IFLA World and APR Congress 2022 in Gwangju


Matt Chu

The three-day congress of IFLA World and APR Congress 2022 in Gwangju opened with the Pre-Congress lecture of Keunsik Jeong on the Cold War landscape. Followed by the opening remarks of IFLA President James Hayter and the Chairman of the 58th IFLA World Congress Organizing Committee Kyung-Jin Zoh, the camera turned to a student from Seoul National University on the center stage, who represented the younger generation of landscape architects, and spoke on what landscape design means to her and what the future of landscape design holds. A short film followed the student’s speech. Unlike the promotional video released earlier, this one started with interviews with children about what they thought of landscape design, both in writing and in voice. The music quickly turned intense as the images shown on the screen became those of catastrophes and disasters that we encountered in recent years. Following along with the drum beats came the sub-themes this year, RE:VISIT, RE:SHAPE, RE:VIVE AND RE:CONNECT. 

Quoted from the pamphlet of IFLA World Congress Gwangju 2022, “Through this event, we will reclaim public leadership in landscape architecture as we re:visit professional and academic achievements to date, re:shape the earth through emerging discourse and technologies, re:vive everyday lives to healthier and more vibrant ways, and finally re:connect to nature.”



The theme of RE:PUBLIC and the the sub-themes were well organized in the keynote speeches. On the first day Craig Pocock of Beca Group was on sustainable innovation and carbon. Craig’s speech encouraged the landscape design industry to really explore what a sustainable landscape should be, not only in the aspect of design, but in management, maintenance and construction as well.

On the morning of the second day, the keynote speakers included Ah-Yeon Kim from the University of Seoul and Catherine Nagel from City Parks Alliance. Ah-Yeon Kim spoke of her remarkable and inspiring landscape designs, especially how the traditions of Korea were put into play to create such profound and meaningful yet contemporary landscape and art installations. Catherine Nagel traced back from the creation of Central Park of NYC, back then, nowadays, and in the future how the landscape architects lead the public through troubled eras such as the COVID pandemic.
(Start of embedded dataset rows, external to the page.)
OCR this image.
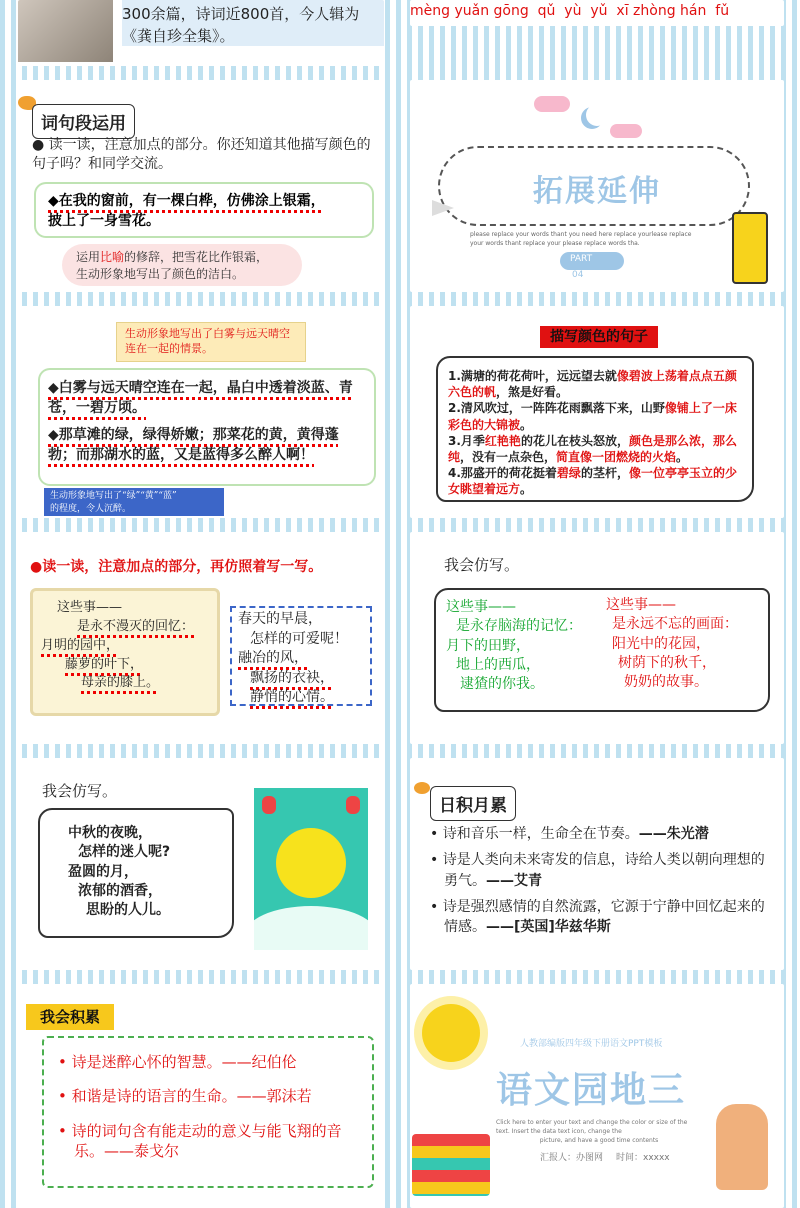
300余篇，诗词近800首，今人辑为
《龚自珍全集》。
mèng yuǎn gōng  qǔ  yù  yǔ  xī zhòng hán  fǔ
词句段运用
● 读一读，注意加点的部分。你还知道其他描写颜色的句子吗？和同学交流。
◆在我的窗前，有一棵白桦，仿佛涂上银霜，
披上了一身雪花。
运用比喻的修辞，把雪花比作银霜，
生动形象地写出了颜色的洁白。
拓展延伸
please replace your words thant you need here replace yourlease replace
your words thant replace your please replace words tha.
PART
04
生动形象地写出了白雾与远天晴空连在一起的情景。
◆白雾与远天晴空连在一起，晶白中透着淡蓝、青苍，一碧万顷。
◆那草滩的绿，绿得娇嫩；那菜花的黄，黄得蓬勃；而那湖水的蓝，又是蓝得多么醉人啊！
生动形象地写出了“绿”“黄”“蓝”
的程度，令人沉醉。
描写颜色的句子
1.满塘的荷花荷叶，远远望去就像碧波上荡着点点五颜六色的帆，煞是好看。
2.清风吹过，一阵阵花雨飘落下来，山野像铺上了一床彩色的大锦被。
3.月季红艳艳的花儿在枝头怒放，颜色是那么浓，那么纯，没有一点杂色，简直像一团燃烧的火焰。
4.那盛开的荷花挺着碧绿的茎杆，像一位亭亭玉立的少女眺望着远方。
●读一读，注意加点的部分，再仿照着写一写。
这些事——
是永不漫灭的回忆：
月明的园中，
藤萝的叶下，
母亲的膝上。
春天的早晨，
怎样的可爱呢！
融冶的风，
飘扬的衣袂，
静悄的心情。
我会仿写。
这些事——
是永存脑海的记忆：
月下的田野，
地上的西瓜，
逮猹的你我。
这些事——
是永远不忘的画面：
阳光中的花园，
树荫下的秋千，
奶奶的故事。
我会仿写。
中秋的夜晚，
怎样的迷人呢?
盈圆的月，
浓郁的酒香，
思盼的人儿。
日积月累
• 诗和音乐一样，生命全在节奏。——朱光潜
• 诗是人类向未来寄发的信息，诗给人类以朝向理想的勇气。——艾青
• 诗是强烈感情的自然流露，它源于宁静中回忆起来的情感。——[英国]华兹华斯
我会积累
• 诗是迷醉心怀的智慧。——纪伯伦
• 和谐是诗的语言的生命。——郭沫若
• 诗的词句含有能走动的意义与能飞翔的音乐。——泰戈尔
人教部编版四年级下册语文PPT模板
语文园地三
Click here to enter your text and change the color or size of the text. Insert the data text icon, change the
picture, and have a good time contents
汇报人：办图网 时间：xxxxx
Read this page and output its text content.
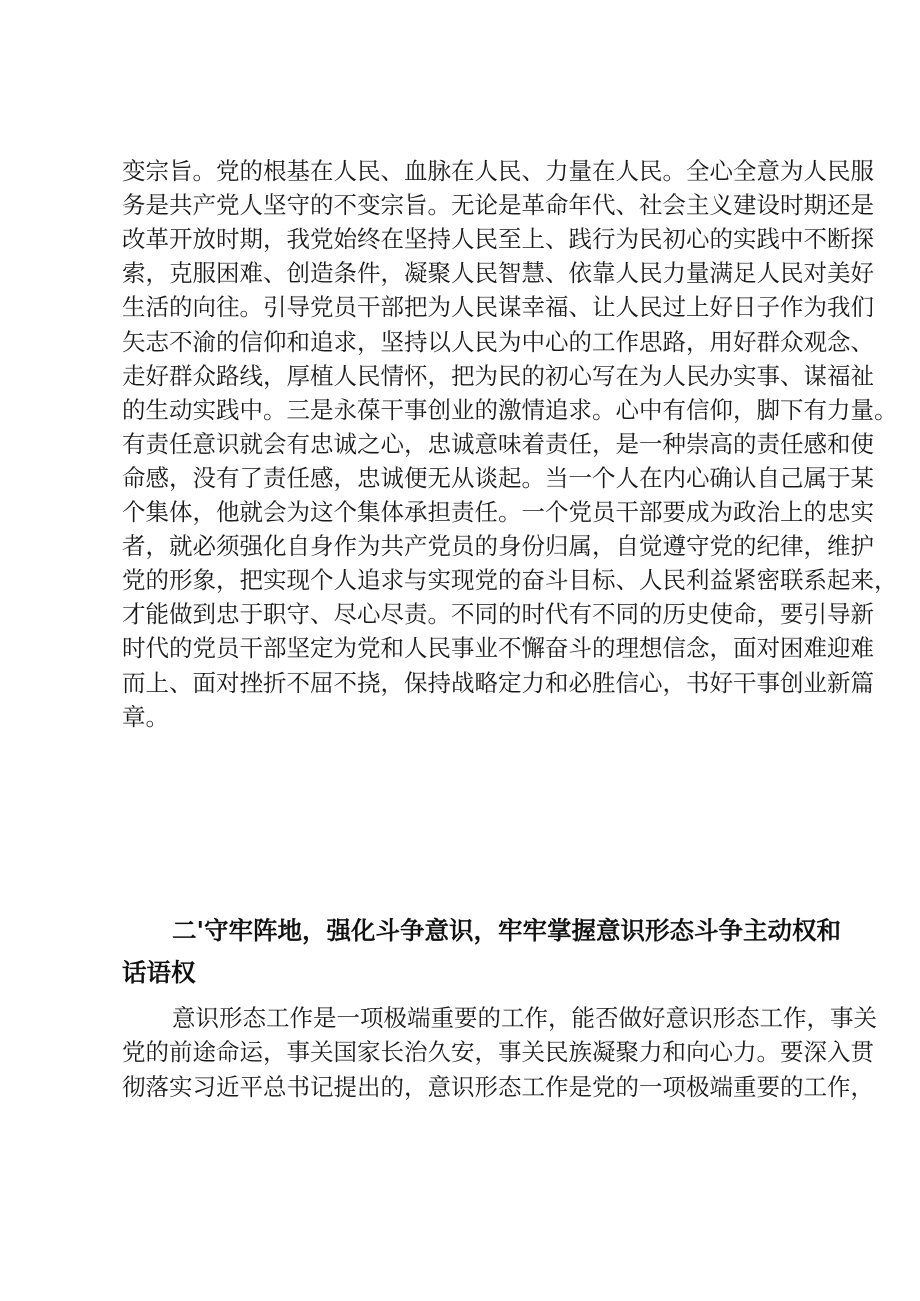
变宗旨。党的根基在人民、血脉在人民、力量在人民。全心全意为人民服
务是共产党人坚守的不变宗旨。无论是革命年代、社会主义建设时期还是
改革开放时期，我党始终在坚持人民至上、践行为民初心的实践中不断探
索，克服困难、创造条件，凝聚人民智慧、依靠人民力量满足人民对美好
生活的向往。引导党员干部把为人民谋幸福、让人民过上好日子作为我们
矢志不渝的信仰和追求，坚持以人民为中心的工作思路，用好群众观念、
走好群众路线，厚植人民情怀，把为民的初心写在为人民办实事、谋福祉
的生动实践中。三是永葆干事创业的激情追求。心中有信仰，脚下有力量。
有责任意识就会有忠诚之心，忠诚意味着责任，是一种崇高的责任感和使
命感，没有了责任感，忠诚便无从谈起。当一个人在内心确认自己属于某
个集体，他就会为这个集体承担责任。一个党员干部要成为政治上的忠实
者，就必须强化自身作为共产党员的身份归属，自觉遵守党的纪律，维护
党的形象，把实现个人追求与实现党的奋斗目标、人民利益紧密联系起来，
才能做到忠于职守、尽心尽责。不同的时代有不同的历史使命，要引导新
时代的党员干部坚定为党和人民事业不懈奋斗的理想信念，面对困难迎难
而上、面对挫折不屈不挠，保持战略定力和必胜信心，书好干事创业新篇
章。
二'守牢阵地，强化斗争意识，牢牢掌握意识形态斗争主动权和
话语权
意识形态工作是一项极端重要的工作，能否做好意识形态工作，事关
党的前途命运，事关国家长治久安，事关民族凝聚力和向心力。要深入贯
彻落实习近平总书记提出的，意识形态工作是党的一项极端重要的工作，
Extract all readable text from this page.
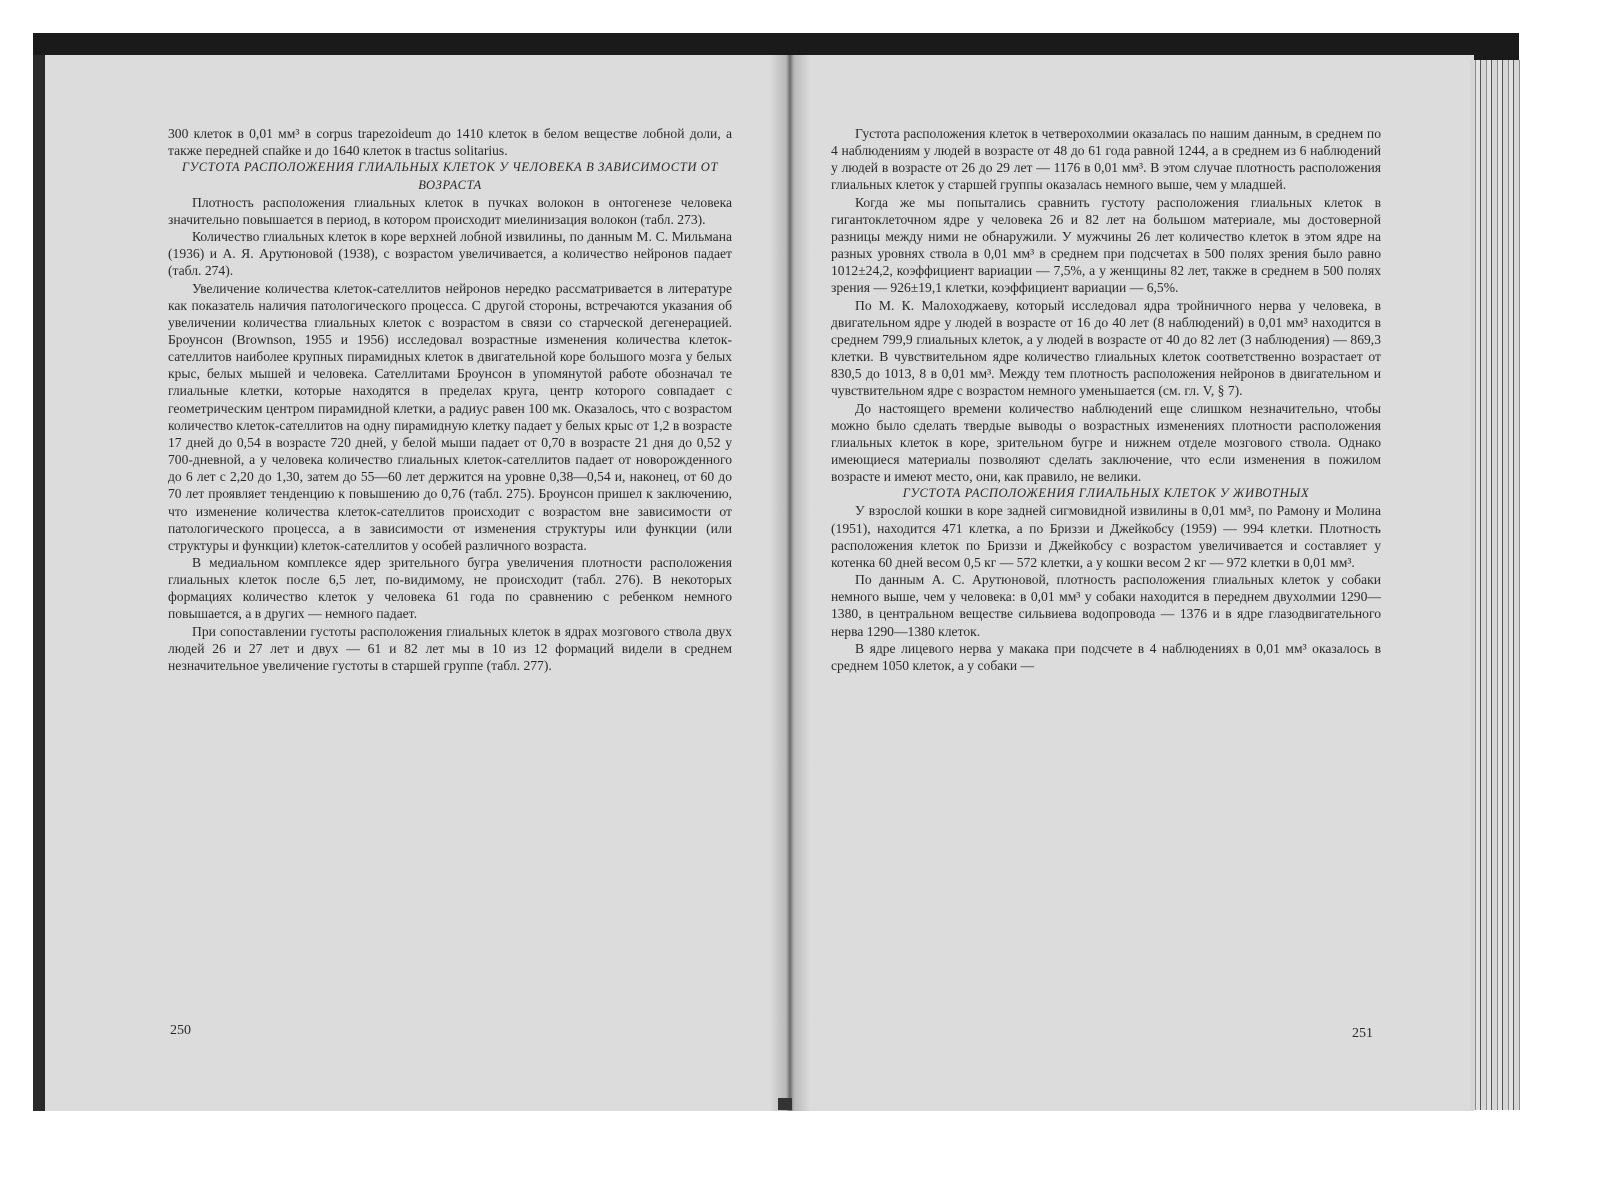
300 клеток в 0,01 мм³ в corpus trapezoideum до 1410 клеток в белом веществе лобной доли, а также передней спайке и до 1640 клеток в tractus solitarius.

ГУСТОТА РАСПОЛОЖЕНИЯ ГЛИАЛЬНЫХ КЛЕТОК У ЧЕЛОВЕКА В ЗАВИСИМОСТИ ОТ ВОЗРАСТА

Плотность расположения глиальных клеток в пучках волокон в онтогенезе человека значительно повышается в период, в котором происходит миелинизация волокон (табл. 273).

Количество глиальных клеток в коре верхней лобной извилины, по данным М. С. Мильмана (1936) и А. Я. Арутюновой (1938), с возрастом увеличивается, а количество нейронов падает (табл. 274).

Увеличение количества клеток-сателлитов нейронов нередко рассматривается в литературе как показатель наличия патологического процесса. С другой стороны, встречаются указания об увеличении количества глиальных клеток с возрастом в связи со старческой дегенерацией. Броунсон (Brownson, 1955 и 1956) исследовал возрастные изменения количества клеток-сателлитов наиболее крупных пирамидных клеток в двигательной коре большого мозга у белых крыс, белых мышей и человека. Сателлитами Броунсон в упомянутой работе обозначал те глиальные клетки, которые находятся в пределах круга, центр которого совпадает с геометрическим центром пирамидной клетки, а радиус равен 100 мк. Оказалось, что с возрастом количество клеток-сателлитов на одну пирамидную клетку падает у белых крыс от 1,2 в возрасте 17 дней до 0,54 в возрасте 720 дней, у белой мыши падает от 0,70 в возрасте 21 дня до 0,52 у 700-дневной, а у человека количество глиальных клеток-сателлитов падает от новорожденного до 6 лет с 2,20 до 1,30, затем до 55—60 лет держится на уровне 0,38—0,54 и, наконец, от 60 до 70 лет проявляет тенденцию к повышению до 0,76 (табл. 275). Броунсон пришел к заключению, что изменение количества клеток-сателлитов происходит с возрастом вне зависимости от патологического процесса, а в зависимости от изменения структуры или функции (или структуры и функции) клеток-сателлитов у особей различного возраста.

В медиальном комплексе ядер зрительного бугра увеличения плотности расположения глиальных клеток после 6,5 лет, по-видимому, не происходит (табл. 276). В некоторых формациях количество клеток у человека 61 года по сравнению с ребенком немного повышается, а в других — немного падает.

При сопоставлении густоты расположения глиальных клеток в ядрах мозгового ствола двух людей 26 и 27 лет и двух — 61 и 82 лет мы в 10 из 12 формаций видели в среднем незначительное увеличение густоты в старшей группе (табл. 277).

250

Густота расположения клеток в четверохолмии оказалась по нашим данным, в среднем по 4 наблюдениям у людей в возрасте от 48 до 61 года равной 1244, а в среднем из 6 наблюдений у людей в возрасте от 26 до 29 лет — 1176 в 0,01 мм³. В этом случае плотность расположения глиальных клеток у старшей группы оказалась немного выше, чем у младшей.

Когда же мы попытались сравнить густоту расположения глиальных клеток в гигантоклеточном ядре у человека 26 и 82 лет на большом материале, мы достоверной разницы между ними не обнаружили. У мужчины 26 лет количество клеток в этом ядре на разных уровнях ствола в 0,01 мм³ в среднем при подсчетах в 500 полях зрения было равно 1012±24,2, коэффициент вариации — 7,5%, а у женщины 82 лет, также в среднем в 500 полях зрения — 926±19,1 клетки, коэффициент вариации — 6,5%.

По М. К. Малоходжаеву, который исследовал ядра тройничного нерва у человека, в двигательном ядре у людей в возрасте от 16 до 40 лет (8 наблюдений) в 0,01 мм³ находится в среднем 799,9 глиальных клеток, а у людей в возрасте от 40 до 82 лет (3 наблюдения) — 869,3 клетки. В чувствительном ядре количество глиальных клеток соответственно возрастает от 830,5 до 1013, 8 в 0,01 мм³. Между тем плотность расположения нейронов в двигательном и чувствительном ядре с возрастом немного уменьшается (см. гл. V, § 7).

До настоящего времени количество наблюдений еще слишком незначительно, чтобы можно было сделать твердые выводы о возрастных изменениях плотности расположения глиальных клеток в коре, зрительном бугре и нижнем отделе мозгового ствола. Однако имеющиеся материалы позволяют сделать заключение, что если изменения в пожилом возрасте и имеют место, они, как правило, не велики.

ГУСТОТА РАСПОЛОЖЕНИЯ ГЛИАЛЬНЫХ КЛЕТОК У ЖИВОТНЫХ

У взрослой кошки в коре задней сигмовидной извилины в 0,01 мм³, по Рамону и Молина (1951), находится 471 клетка, а по Бриззи и Джейкобсу (1959) — 994 клетки. Плотность расположения клеток по Бриззи и Джейкобсу с возрастом увеличивается и составляет у котенка 60 дней весом 0,5 кг — 572 клетки, а у кошки весом 2 кг — 972 клетки в 0,01 мм³.

По данным А. С. Арутюновой, плотность расположения глиальных клеток у собаки немного выше, чем у человека: в 0,01 мм³ у собаки находится в переднем двухолмии 1290—1380, в центральном веществе сильвиева водопровода — 1376 и в ядре глазодвигательного нерва 1290—1380 клеток.

В ядре лицевого нерва у макака при подсчете в 4 наблюдениях в 0,01 мм³ оказалось в среднем 1050 клеток, а у собаки —

251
Jungyoon Kim from Harvard GSD led the third day’s keynote speech. Her works demonstrated that landscape design can be elegant and exquisite while confronting the climate crisis. Jillian Wallis from the University of Melbourne and Heike Rahmann from RMIT University delivered the second keynote speech based on the book titled “The Big Asian Book of Landscape Architecture.” They encouraged the Asian landscape designer to look into their roots of cultures and be proud of their heritages; more and more good landscape designs in Asia should be promoted and to be known by the world.


The special session in Day One was the AURI Special Session that invited Jeff Hou from the University of Washington, Sohyun Park from the University of Connecticut, and Eunseok Lee from AURI, the Architecture and Urban Research Institute. Each of them delivered short speeches on a post-pandemic urban(park) agenda, endangered biodiversity nowadays, and how to use green infrastructure to improve the resilience of cities in the climate crisis era. After the three short speeches was the panel discussion. Under the topic “Urban Park and Public Space after Global Climate Change and the Pandemic”, the landscape architects on stage discussed ideas and methods on how to create sustainable public space in urban environment.

Day Two afternoon was the CHA Special Session by the Cultural Heritage Administration to “share operational methods and various opinions and discussions for protecting and managing historic gardens. In addition, [they] plan to explore the extent to which interventions for historic garden conservation can be applied in the context of climate change and sustainability.”


KILA delivered a successful congress meeting to remind landscape architects yet again how important our roles are to lead the public and how we should look into the future to confront the pandemics and crisis back to our roots and traditions.  But an event like this was also where we meet our old acquaintances and make new friends. Overall there were more than five hundred representatives and students attending physically in this difficult time of pandemic. Representatives from Korea, Japan, Thailand, Singapore, New Zealand and Australia sat in the APR Regional Council Meeting with more than twenty delegates virtually attending. Opinions exchanged and friendships strengthened, we are all looking forwards to the IFLA APR Congress 2023 in Tokyo.